Jenney's colleagues at BWHT are deeply aware of the mural's significance for Boston and its women. According to Jennifer Gregg, President of BWHT, Associate Professor of Communications at U Mass Boston, and Interim Associate Dean for the College of Liberal Arts, "if you look at the Boston Women's Memorial, there is only one. But there are many more representations of men. . . . We have to work to make sure the place of notable women is brought forward. We talk a lot about notable men, but we don't talk about notable women."
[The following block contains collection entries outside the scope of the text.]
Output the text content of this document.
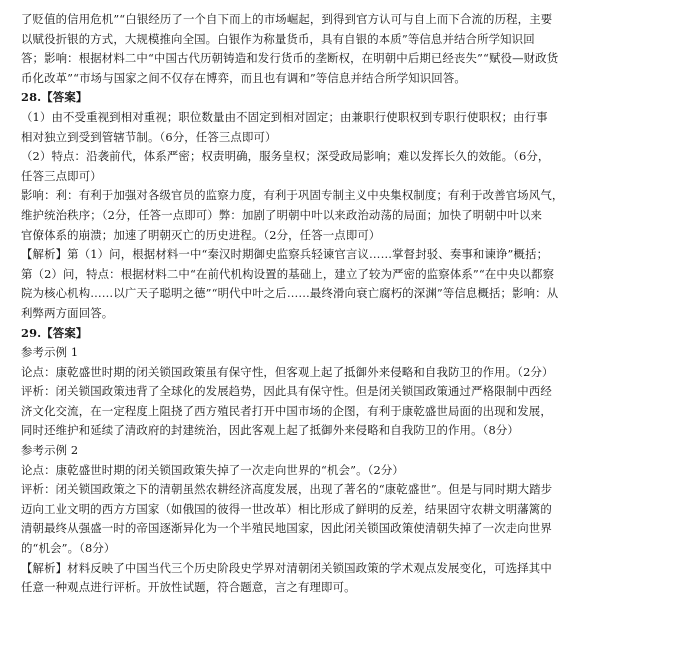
了贬值的信用危机”“白银经历了一个自下而上的市场崛起，到得到官方认可与自上而下合流的历程，主要
以赋役折银的方式，大规模推向全国。白银作为称量货币，具有自银的本质”等信息并结合所学知识回
答；影响：根据材料二中“中国古代历朝铸造和发行货币的垄断权，在明朝中后期已经丧失”“赋役—财政货
币化改革”“市场与国家之间不仅存在博弈，而且也有调和”等信息并结合所学知识回答。
28.【答案】
（1）由不受重视到相对重视；职位数量由不固定到相对固定；由兼职行使职权到专职行使职权；由行事
相对独立到受到管辖节制。（6分，任答三点即可）
（2）特点：沿袭前代，体系严密；权责明确，服务皇权；深受政局影响；难以发挥长久的效能。（6分，
任答三点即可）
影响：利：有利于加强对各级官员的监察力度，有利于巩固专制主义中央集权制度；有利于改善官场风气，
维护统治秩序；（2分，任答一点即可）弊：加剧了明朝中叶以来政治动荡的局面；加快了明朝中叶以来
官僚体系的崩溃；加速了明朝灭亡的历史进程。（2分，任答一点即可）
【解析】第（1）问，根据材料一中“秦汉时期御史监察兵轻谏官言议……掌督封驳、奏事和谏诤”概括；
第（2）问，特点：根据材料二中“在前代机构设置的基础上，建立了较为严密的监察体系”“在中央以都察
院为核心机构……以广天子聪明之德”“明代中叶之后……最终滑向衰亡腐朽的深渊”等信息概括；影响：从
利弊两方面回答。
29.【答案】
参考示例 1
论点：康乾盛世时期的闭关锁国政策虽有保守性，但客观上起了抵御外来侵略和自我防卫的作用。（2分）
评析：闭关锁国政策违背了全球化的发展趋势，因此具有保守性。但是闭关锁国政策通过严格限制中西经
济文化交流，在一定程度上阻挠了西方殖民者打开中国市场的企图，有利于康乾盛世局面的出现和发展，
同时还维护和延续了清政府的封建统治，因此客观上起了抵御外来侵略和自我防卫的作用。（8分）
参考示例 2
论点：康乾盛世时期的闭关锁国政策失掉了一次走向世界的“机会”。（2分）
评析：闭关锁国政策之下的清朝虽然农耕经济高度发展，出现了著名的“康乾盛世”。但是与同时期大踏步
迈向工业文明的西方方国家（如俄国的彼得一世改革）相比形成了鲜明的反差，结果固守农耕文明藩篱的
清朝最终从强盛一时的帝国逐渐异化为一个半殖民地国家，因此闭关锁国政策使清朝失掉了一次走向世界
的“机会”。（8分）
【解析】材料反映了中国当代三个历史阶段史学界对清朝闭关锁国政策的学术观点发展变化，可选择其中
任意一种观点进行评析。开放性试题，符合题意，言之有理即可。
Gregg makes a key distinction between notable and famous individuals. "You can be famous for your last name and for the clothing you wear. But does that mean you have been notable in advancing women's health, or women's roles in society, or the health of children? For example, Ellen Richards [one of the women depicted in Notable Women of Boston] was the first to think about the quality of water we drink and use in our homes, and they would not acknowledge her and give her a Ph.D. at MIT because they did not want the first advanced degree in Chemistry to go to a woman. Therefore, the difference between notable and famous is what have people done to advance important causes."

The figures that Lanyon depicted in Notable Women of Boston resonate with the public today. Moreover, Jenney's commitment to recover and better understand this piece of feminist art constitutes a form of advocacy. As BWHT board member Mary Smoyer reflects, "I think Michelle Jenney's quest for recovering the mural shows how you have to keep fighting for these things, whether it be peace, feminism, or the environment. If you don't persevere, people forget about it, and it disappears. I think this mural is a wonderful story about perseverance."